I cannot expect those days to return any more than I can expect cousin Mayhew’s gold prospecting endeavor to prove fruitful. O poor Mayhew. I shall be forced to watch his quotidian exit from the grove where those scrupulous sons of Abraham empty their chamberpots, empty handed and forlorn. The Lord as my witness, Mayhew is a man with heavenly intentions and honest will towards man, but he has the prospecting acumen of a blind mule.
I had the visceral pleasure of deflowering young Margaret this week. At first she opposed, and I maintained my gentle nature. However as the evening pressed on, my preprandial dram took a hold of my sensibilities and I let her sultry finery tempt my more carnal desires. I laid my charm and force upon her for the entirety of supper, and by nightfall she had capitulated. Her protestations simmered to a simple and remorseful coo, no more imposing than a junebug’s whisper. She is now in her fourteenth year, getting on now quite a bit herself, and if I am to take her as my wife I should do so now, for if another harvest should pass before we elope I fear I will be the laughingstock of Mackalina County for wedding a spinster.
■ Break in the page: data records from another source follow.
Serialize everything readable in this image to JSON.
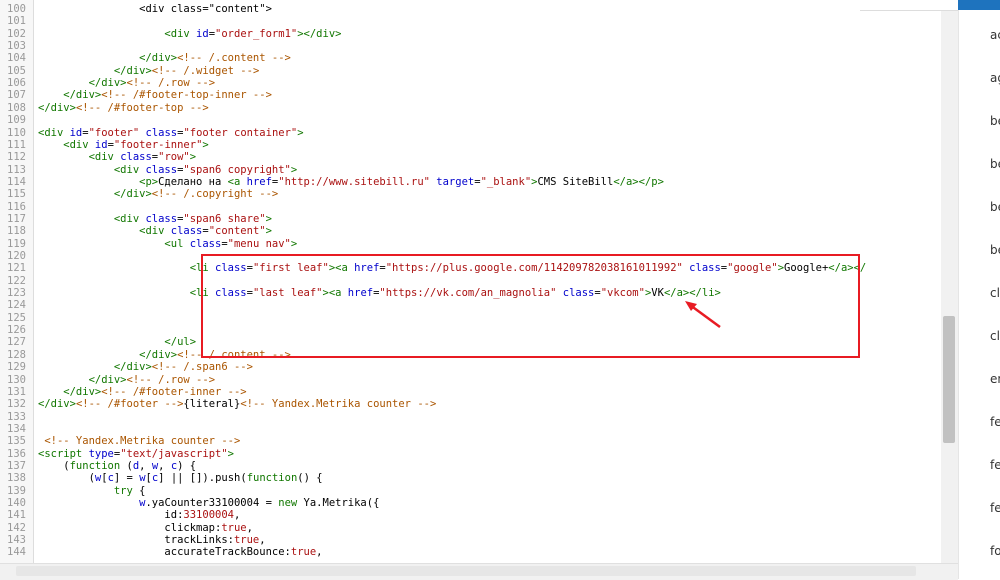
{
  "editor": {
    "lines": [
      {
        "n": "100",
        "tokens": [
          {
            "t": "                <div class=\"content\">",
            "c": ""
          }
        ]
      },
      {
        "n": "101",
        "tokens": [
          {
            "t": "",
            "c": ""
          }
        ]
      },
      {
        "n": "102",
        "tokens": [
          {
            "t": "                    <div ",
            "c": "t"
          },
          {
            "t": "id",
            "c": "a"
          },
          {
            "t": "=",
            "c": ""
          },
          {
            "t": "\"order_form1\"",
            "c": "s"
          },
          {
            "t": "></div>",
            "c": "t"
          }
        ]
      },
      {
        "n": "103",
        "tokens": [
          {
            "t": "",
            "c": ""
          }
        ]
      },
      {
        "n": "104",
        "tokens": [
          {
            "t": "                </div>",
            "c": "t"
          },
          {
            "t": "<!-- /.content -->",
            "c": "c"
          }
        ]
      },
      {
        "n": "105",
        "tokens": [
          {
            "t": "            </div>",
            "c": "t"
          },
          {
            "t": "<!-- /.widget -->",
            "c": "c"
          }
        ]
      },
      {
        "n": "106",
        "tokens": [
          {
            "t": "        </div>",
            "c": "t"
          },
          {
            "t": "<!-- /.row -->",
            "c": "c"
          }
        ]
      },
      {
        "n": "107",
        "tokens": [
          {
            "t": "    </div>",
            "c": "t"
          },
          {
            "t": "<!-- /#footer-top-inner -->",
            "c": "c"
          }
        ]
      },
      {
        "n": "108",
        "tokens": [
          {
            "t": "</div>",
            "c": "t"
          },
          {
            "t": "<!-- /#footer-top -->",
            "c": "c"
          }
        ]
      },
      {
        "n": "109",
        "tokens": [
          {
            "t": "",
            "c": ""
          }
        ]
      },
      {
        "n": "110",
        "tokens": [
          {
            "t": "<div ",
            "c": "t"
          },
          {
            "t": "id",
            "c": "a"
          },
          {
            "t": "=",
            "c": ""
          },
          {
            "t": "\"footer\"",
            "c": "s"
          },
          {
            "t": " class",
            "c": "a"
          },
          {
            "t": "=",
            "c": ""
          },
          {
            "t": "\"footer container\"",
            "c": "s"
          },
          {
            "t": ">",
            "c": "t"
          }
        ]
      },
      {
        "n": "111",
        "tokens": [
          {
            "t": "    <div ",
            "c": "t"
          },
          {
            "t": "id",
            "c": "a"
          },
          {
            "t": "=",
            "c": ""
          },
          {
            "t": "\"footer-inner\"",
            "c": "s"
          },
          {
            "t": ">",
            "c": "t"
          }
        ]
      },
      {
        "n": "112",
        "tokens": [
          {
            "t": "        <div ",
            "c": "t"
          },
          {
            "t": "class",
            "c": "a"
          },
          {
            "t": "=",
            "c": ""
          },
          {
            "t": "\"row\"",
            "c": "s"
          },
          {
            "t": ">",
            "c": "t"
          }
        ]
      },
      {
        "n": "113",
        "tokens": [
          {
            "t": "            <div ",
            "c": "t"
          },
          {
            "t": "class",
            "c": "a"
          },
          {
            "t": "=",
            "c": ""
          },
          {
            "t": "\"span6 copyright\"",
            "c": "s"
          },
          {
            "t": ">",
            "c": "t"
          }
        ]
      },
      {
        "n": "114",
        "tokens": [
          {
            "t": "                <p>",
            "c": "t"
          },
          {
            "t": "Сделано на ",
            "c": ""
          },
          {
            "t": "<a ",
            "c": "t"
          },
          {
            "t": "href",
            "c": "a"
          },
          {
            "t": "=",
            "c": ""
          },
          {
            "t": "\"http://www.sitebill.ru\"",
            "c": "s"
          },
          {
            "t": " target",
            "c": "a"
          },
          {
            "t": "=",
            "c": ""
          },
          {
            "t": "\"_blank\"",
            "c": "s"
          },
          {
            "t": ">",
            "c": "t"
          },
          {
            "t": "CMS SiteBill",
            "c": ""
          },
          {
            "t": "</a></p>",
            "c": "t"
          }
        ]
      },
      {
        "n": "115",
        "tokens": [
          {
            "t": "            </div>",
            "c": "t"
          },
          {
            "t": "<!-- /.copyright -->",
            "c": "c"
          }
        ]
      },
      {
        "n": "116",
        "tokens": [
          {
            "t": "",
            "c": ""
          }
        ]
      },
      {
        "n": "117",
        "tokens": [
          {
            "t": "            <div ",
            "c": "t"
          },
          {
            "t": "class",
            "c": "a"
          },
          {
            "t": "=",
            "c": ""
          },
          {
            "t": "\"span6 share\"",
            "c": "s"
          },
          {
            "t": ">",
            "c": "t"
          }
        ]
      },
      {
        "n": "118",
        "tokens": [
          {
            "t": "                <div ",
            "c": "t"
          },
          {
            "t": "class",
            "c": "a"
          },
          {
            "t": "=",
            "c": ""
          },
          {
            "t": "\"content\"",
            "c": "s"
          },
          {
            "t": ">",
            "c": "t"
          }
        ]
      },
      {
        "n": "119",
        "tokens": [
          {
            "t": "                    <ul ",
            "c": "t"
          },
          {
            "t": "class",
            "c": "a"
          },
          {
            "t": "=",
            "c": ""
          },
          {
            "t": "\"menu nav\"",
            "c": "s"
          },
          {
            "t": ">",
            "c": "t"
          }
        ]
      },
      {
        "n": "120",
        "tokens": [
          {
            "t": "",
            "c": ""
          }
        ]
      },
      {
        "n": "121",
        "tokens": [
          {
            "t": "                        <li ",
            "c": "t"
          },
          {
            "t": "class",
            "c": "a"
          },
          {
            "t": "=",
            "c": ""
          },
          {
            "t": "\"first leaf\"",
            "c": "s"
          },
          {
            "t": "><a ",
            "c": "t"
          },
          {
            "t": "href",
            "c": "a"
          },
          {
            "t": "=",
            "c": ""
          },
          {
            "t": "\"https://plus.google.com/114209782038161011992\"",
            "c": "s"
          },
          {
            "t": " class",
            "c": "a"
          },
          {
            "t": "=",
            "c": ""
          },
          {
            "t": "\"google\"",
            "c": "s"
          },
          {
            "t": ">",
            "c": "t"
          },
          {
            "t": "Google+",
            "c": ""
          },
          {
            "t": "</a></",
            "c": "t"
          }
        ]
      },
      {
        "n": "122",
        "tokens": [
          {
            "t": "",
            "c": ""
          }
        ]
      },
      {
        "n": "123",
        "tokens": [
          {
            "t": "                        <li ",
            "c": "t"
          },
          {
            "t": "class",
            "c": "a"
          },
          {
            "t": "=",
            "c": ""
          },
          {
            "t": "\"last leaf\"",
            "c": "s"
          },
          {
            "t": "><a ",
            "c": "t"
          },
          {
            "t": "href",
            "c": "a"
          },
          {
            "t": "=",
            "c": ""
          },
          {
            "t": "\"https://vk.com/an_magnolia\"",
            "c": "s"
          },
          {
            "t": " class",
            "c": "a"
          },
          {
            "t": "=",
            "c": ""
          },
          {
            "t": "\"vkcom\"",
            "c": "s"
          },
          {
            "t": ">",
            "c": "t"
          },
          {
            "t": "VK",
            "c": ""
          },
          {
            "t": "</a></li>",
            "c": "t"
          }
        ]
      },
      {
        "n": "124",
        "tokens": [
          {
            "t": "",
            "c": ""
          }
        ]
      },
      {
        "n": "125",
        "tokens": [
          {
            "t": "",
            "c": ""
          }
        ]
      },
      {
        "n": "126",
        "tokens": [
          {
            "t": "",
            "c": ""
          }
        ]
      },
      {
        "n": "127",
        "tokens": [
          {
            "t": "                    </ul>",
            "c": "t"
          }
        ]
      },
      {
        "n": "128",
        "tokens": [
          {
            "t": "                </div>",
            "c": "t"
          },
          {
            "t": "<!-- /.content -->",
            "c": "c"
          }
        ]
      },
      {
        "n": "129",
        "tokens": [
          {
            "t": "            </div>",
            "c": "t"
          },
          {
            "t": "<!-- /.span6 -->",
            "c": "c"
          }
        ]
      },
      {
        "n": "130",
        "tokens": [
          {
            "t": "        </div>",
            "c": "t"
          },
          {
            "t": "<!-- /.row -->",
            "c": "c"
          }
        ]
      },
      {
        "n": "131",
        "tokens": [
          {
            "t": "    </div>",
            "c": "t"
          },
          {
            "t": "<!-- /#footer-inner -->",
            "c": "c"
          }
        ]
      },
      {
        "n": "132",
        "tokens": [
          {
            "t": "</div>",
            "c": "t"
          },
          {
            "t": "<!-- /#footer -->",
            "c": "c"
          },
          {
            "t": "{literal}",
            "c": ""
          },
          {
            "t": "<!-- Yandex.Metrika counter -->",
            "c": "c"
          }
        ]
      },
      {
        "n": "133",
        "tokens": [
          {
            "t": "",
            "c": ""
          }
        ]
      },
      {
        "n": "134",
        "tokens": [
          {
            "t": "",
            "c": ""
          }
        ]
      },
      {
        "n": "135",
        "tokens": [
          {
            "t": " <!-- Yandex.Metrika counter -->",
            "c": "c"
          }
        ]
      },
      {
        "n": "136",
        "tokens": [
          {
            "t": "<script ",
            "c": "t"
          },
          {
            "t": "type",
            "c": "a"
          },
          {
            "t": "=",
            "c": ""
          },
          {
            "t": "\"text/javascript\"",
            "c": "s"
          },
          {
            "t": ">",
            "c": "t"
          }
        ]
      },
      {
        "n": "137",
        "tokens": [
          {
            "t": "    (",
            "c": ""
          },
          {
            "t": "function",
            "c": "k"
          },
          {
            "t": " (",
            "c": ""
          },
          {
            "t": "d",
            "c": "a"
          },
          {
            "t": ", ",
            "c": ""
          },
          {
            "t": "w",
            "c": "a"
          },
          {
            "t": ", ",
            "c": ""
          },
          {
            "t": "c",
            "c": "a"
          },
          {
            "t": ") {",
            "c": ""
          }
        ]
      },
      {
        "n": "138",
        "tokens": [
          {
            "t": "        (",
            "c": ""
          },
          {
            "t": "w",
            "c": "a"
          },
          {
            "t": "[",
            "c": ""
          },
          {
            "t": "c",
            "c": "a"
          },
          {
            "t": "] = ",
            "c": ""
          },
          {
            "t": "w",
            "c": "a"
          },
          {
            "t": "[",
            "c": ""
          },
          {
            "t": "c",
            "c": "a"
          },
          {
            "t": "] || []).push(",
            "c": ""
          },
          {
            "t": "function",
            "c": "k"
          },
          {
            "t": "() {",
            "c": ""
          }
        ]
      },
      {
        "n": "139",
        "tokens": [
          {
            "t": "            ",
            "c": ""
          },
          {
            "t": "try",
            "c": "k"
          },
          {
            "t": " {",
            "c": ""
          }
        ]
      },
      {
        "n": "140",
        "tokens": [
          {
            "t": "                ",
            "c": ""
          },
          {
            "t": "w",
            "c": "a"
          },
          {
            "t": ".yaCounter33100004 = ",
            "c": ""
          },
          {
            "t": "new",
            "c": "k"
          },
          {
            "t": " Ya.Metrika({",
            "c": ""
          }
        ]
      },
      {
        "n": "141",
        "tokens": [
          {
            "t": "                    id:",
            "c": ""
          },
          {
            "t": "33100004",
            "c": "s"
          },
          {
            "t": ",",
            "c": ""
          }
        ]
      },
      {
        "n": "142",
        "tokens": [
          {
            "t": "                    clickmap:",
            "c": ""
          },
          {
            "t": "true",
            "c": "s"
          },
          {
            "t": ",",
            "c": ""
          }
        ]
      },
      {
        "n": "143",
        "tokens": [
          {
            "t": "                    trackLinks:",
            "c": ""
          },
          {
            "t": "true",
            "c": "s"
          },
          {
            "t": ",",
            "c": ""
          }
        ]
      },
      {
        "n": "144",
        "tokens": [
          {
            "t": "                    accurateTrackBounce:",
            "c": ""
          },
          {
            "t": "true",
            "c": "s"
          },
          {
            "t": ",",
            "c": ""
          }
        ]
      }
    ]
  },
  "right_panel": {
    "items": [
      "ac",
      "ag",
      "be",
      "be",
      "be",
      "be",
      "cl",
      "cl",
      "en",
      "fe",
      "fe",
      "fe",
      "fo"
    ]
  },
  "colors": {
    "highlight_box": "#e81b23",
    "arrow": "#e81b23",
    "panel_accent": "#1e73be"
  },
  "icons": {
    "annotation_arrow": "arrow-icon"
  }
}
For the life of me I still cannot determine the disposition of that woman. I fear she may suffer from the same hysteria as my previous wife. In regards to that sentiment, last month I saw a notice at the mercantile registry that had been fastened to the wall purely for mirthful intent. It challenged readers to deduce “Which Simms Character Is Your Spouse.” I let out a sonorous laugh as I concluded Margaret must of course be the good widow Eveleigh, what with her adoration of rouge and rose, and her insatiable desire to procure footwear. Such a widow Eveleigh she is. Such.
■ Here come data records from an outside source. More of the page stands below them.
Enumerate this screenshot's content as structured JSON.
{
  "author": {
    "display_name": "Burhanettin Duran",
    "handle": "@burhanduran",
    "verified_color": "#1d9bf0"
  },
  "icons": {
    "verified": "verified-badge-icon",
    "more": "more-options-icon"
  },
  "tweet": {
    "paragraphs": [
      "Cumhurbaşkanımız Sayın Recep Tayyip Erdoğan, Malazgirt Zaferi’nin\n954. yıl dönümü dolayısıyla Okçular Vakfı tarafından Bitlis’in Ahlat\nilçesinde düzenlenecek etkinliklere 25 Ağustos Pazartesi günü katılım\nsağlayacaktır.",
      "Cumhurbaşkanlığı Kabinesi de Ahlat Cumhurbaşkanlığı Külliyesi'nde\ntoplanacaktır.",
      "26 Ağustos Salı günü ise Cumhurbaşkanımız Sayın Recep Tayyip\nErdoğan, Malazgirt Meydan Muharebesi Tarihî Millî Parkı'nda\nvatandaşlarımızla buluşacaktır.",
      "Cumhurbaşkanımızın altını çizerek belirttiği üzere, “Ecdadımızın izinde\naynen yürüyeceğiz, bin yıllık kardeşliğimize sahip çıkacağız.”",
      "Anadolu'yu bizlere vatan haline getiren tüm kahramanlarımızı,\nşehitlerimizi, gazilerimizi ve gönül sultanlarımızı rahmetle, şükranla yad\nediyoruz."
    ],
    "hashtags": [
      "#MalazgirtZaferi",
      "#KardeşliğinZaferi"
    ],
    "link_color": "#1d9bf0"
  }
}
I find that writings such as that have become more popular. Listicles they have been called. It is a brave new time we are experiencing. That Pentecostal miller from the Du Fief plantation shared a delightful one with myself and James on our way to the trading post today. On a loose piece of foolscap he had enumerated 12 ways in which a Carolinian conducts himself that indicate his status as a native Carolinian. As pleasing as it was, it grew trite on me by the fifth or sixth item, and I can’t say that I could stand to tolerate much more of these lists. The miller warned us that they would usher in an epoch of paganism, wrought with a sickening form of idolatry in which young women would neglect their duty toward household and God in favor of daguerreotypes of their own countenance, foisting them upon whomever would entertain their vanity. He succumbed to his rattlesnake venom as his speech deteriorated into prophetic glossalalia. “…selfies…selfies…selfies,” he repeated before collapsing into a hypnotic stupor.
And now, I bid you farewell, dear diary, as I must retire to my burlap sack filled with hay and some kind of livestock feces.